Dernière étape de la nuit, non des moindres, le set de Funckarma vs Cane, soit deux des alias des frères Funcken (auxquels l’on peut notamment ajouter Quench et Shadow Huntaz). Les problèmes techniques ayant heureusement pu être réglés, on put pleinement profiter d’un concert magistral, sans doute le clou de la soirée. Les structures touffues du duo sont difficiles à décrire, mais résumons-les en soulignant le côté très électro de la chose avec des rythmes prononcés mais très travaillés et diversifiés, et surtout des nappes extrêmement convaincantes par-dessus. La juxtaposition des souffles atmosphériques parfois glaçants et des beats électro emporte incontestablement la conviction, même d’un auditeur fatigué dans une salle qui peu à peu se désemplit.
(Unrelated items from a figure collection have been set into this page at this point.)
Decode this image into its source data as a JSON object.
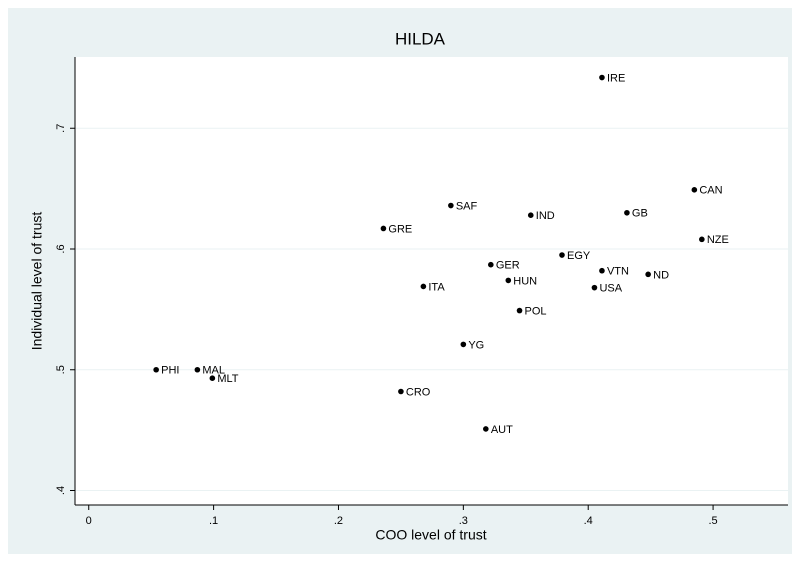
{
  "chart_data": {
    "type": "scatter",
    "title": "HILDA",
    "x_label": "COO level of trust",
    "y_label": "Individual level of trust",
    "x": [
      0.411,
      0.485,
      0.431,
      0.491,
      0.29,
      0.354,
      0.236,
      0.379,
      0.322,
      0.411,
      0.448,
      0.336,
      0.405,
      0.268,
      0.345,
      0.3,
      0.054,
      0.087,
      0.099,
      0.25,
      0.318
    ],
    "values": [
      0.742,
      0.649,
      0.63,
      0.608,
      0.636,
      0.628,
      0.617,
      0.595,
      0.587,
      0.582,
      0.579,
      0.574,
      0.568,
      0.569,
      0.549,
      0.521,
      0.5,
      0.5,
      0.493,
      0.482,
      0.451
    ],
    "point_labels": [
      "IRE",
      "CAN",
      "GB",
      "NZE",
      "SAF",
      "IND",
      "GRE",
      "EGY",
      "GER",
      "VTN",
      "ND",
      "HUN",
      "USA",
      "ITA",
      "POL",
      "YG",
      "PHI",
      "MAL",
      "MLT",
      "CRO",
      "AUT"
    ],
    "color": "#000000",
    "xlim": [
      -0.011,
      0.56
    ],
    "ylim": [
      0.388,
      0.759
    ],
    "xticks": [
      0,
      {
        "value": 0.1,
        "label": ".1"
      },
      {
        "value": 0.2,
        "label": ".2"
      },
      {
        "value": 0.3,
        "label": ".3"
      },
      {
        "value": 0.4,
        "label": ".4"
      },
      {
        "value": 0.5,
        "label": ".5"
      }
    ],
    "yticks": [
      {
        "value": 0.4,
        "label": ".4"
      },
      {
        "value": 0.5,
        "label": ".5"
      },
      {
        "value": 0.6,
        "label": ".6"
      },
      {
        "value": 0.7,
        "label": ".7"
      }
    ],
    "grid": true
  }
}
Les visuels de Michel De Klein, qui n’est pas un débutant, étaient remarquables : formes géométriques digitalisées qui tournoient, véritable ode à la 3D colorée. Bien qu’un léger affaiblissement du propos se soit fait sentir en cours de set, le nombre d’idées à la minute diminuant un peu, on fut absolument ravis de la prestation des néerlandais.

Fatigue et heure déraisonnable nous conduisent à quitter l’arène après le premier morceau du vétéran Cylob, acclamé à son arrivée par des spectateurs enthousiastes, non sans tirer un coup de chapeau aux organisateurs de l’événement. Sachant la difficulté de l’entreprise, on peut se réjouir de l’enthousiasme et de l’énergie qui les ont conduits à la mener à bon port pour la troisième fois, en un lieu tout à fait approprié. Espérons que le succès fut suffisant pour pouvoir envisager avec sérénité la pérennité d’une entreprise ô combien salutaire.